Allison Nelson filed a putative class action alleging that Mead Johnson violated the Florida Deceptive and Unfair Trade Practices Act (“FDUTPA”) by misrepresenting its Enfamil LIPIL infant formula as the only infant formula that contains DHA and ARA. Nelson moved to certify a class of “[a]ll Florida consumers who purchased Enfamil® LIPIL® within the applicable statute of limitations.”
In ruling on Nelson’s class certification motion, the Florida federal court held that unlike a claim for common law fraud, a claim for violation of FDUTPA does not require a purchaser to prove actual reliance on a misrepresentation. FDUTPA, the court held, instead only requires a purchaser to prove that a “practice was likely to deceive a consumer acting reasonably in the same circumstances.” The class members, the court thus further held, “need not submit individualized proof to establish causation.” Common proof as to whether Mead’s representations would deceive a reasonably-acting consumer could establish liability under FDUTPA as to all class members.

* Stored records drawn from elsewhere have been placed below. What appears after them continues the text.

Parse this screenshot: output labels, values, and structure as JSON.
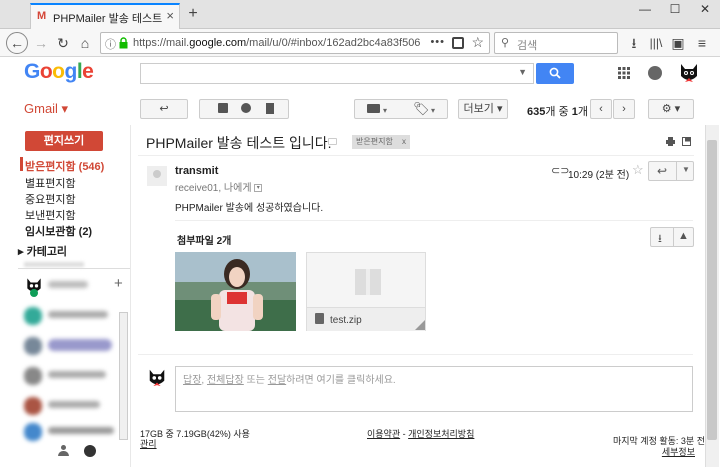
{
  "browser": {
    "tab_title": "PHPMailer 발송 테스트 입니다",
    "tab_favicon": "M",
    "url_prefix": "https://mail.",
    "url_domain": "google.com",
    "url_rest": "/mail/u/0/#inbox/162ad2bc4a83f506",
    "search_placeholder": "검색",
    "accent": "#0a84ff"
  },
  "gmail": {
    "logo_letters": [
      "G",
      "o",
      "o",
      "g",
      "l",
      "e"
    ],
    "logo_colors": [
      "#4285f4",
      "#ea4335",
      "#fbbc05",
      "#4285f4",
      "#34a853",
      "#ea4335"
    ],
    "app_label": "Gmail ▾",
    "toolbar": {
      "more_label": "더보기 ▾",
      "count_bold": "635",
      "count_mid": "개 중 ",
      "count_bold2": "1",
      "count_end": "개"
    },
    "sidebar": {
      "compose_label": "편지쓰기",
      "inbox_label": "받은편지함 (546)",
      "folders": [
        "별표편지함",
        "중요편지함",
        "보낸편지함"
      ],
      "drafts_label": "임시보관함 (2)",
      "category_label": "▸ 카테고리",
      "hangouts_add": "+"
    },
    "message": {
      "subject": "PHPMailer 발송 테스트 입니다.",
      "label_chip": "받은편지함",
      "label_chip_x": "x",
      "sender": "transmit",
      "receiver": "receive01, 나에게",
      "time": "10:29 (2분 전)",
      "body": "PHPMailer 발송에 성공하였습니다.",
      "attachments_title": "첨부파일 2개",
      "zip_name": "test.zip"
    },
    "reply": {
      "link1": "답장",
      "sep1": ", ",
      "link2": "전체답장",
      "mid": " 또는 ",
      "link3": "전달",
      "end": "하려면 여기를 클릭하세요."
    },
    "footer": {
      "storage": "17GB 중 7.19GB(42%) 사용",
      "manage": "관리",
      "terms": "이용약관",
      "terms_sep": " - ",
      "privacy": "개인정보처리방침",
      "last_activity": "마지막 계정 활동: 3분 전",
      "details": "세부정보"
    },
    "colors": {
      "brand_red": "#d14836",
      "search_blue": "#4285f4"
    }
  }
}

Based on this interpretation of FDUTPA, the court ruled that plaintiff’s class claims satisfy Fed. R. Civ. P. 23’s commonality and typicality requirements and that, as also required by Rule 23, common issues predominate over individualized issues and a class action is the superior method of adjudicating the case. The court accordingly granted Nelson’s motion and certified the class. Nelson v. Mead Johnson Nutrition Co., 2010 WL 4282106 (S.D. Fl. Nov. 1, 2010).
Nelson’s holding that FDUTPA does not require a purchaser to prove actual reliance and accordingly does not require individualized proof of causation highlights that statutory (or consumer) fraud claims often provide a basis for class certification under circumstances in which a common law fraud claim would not.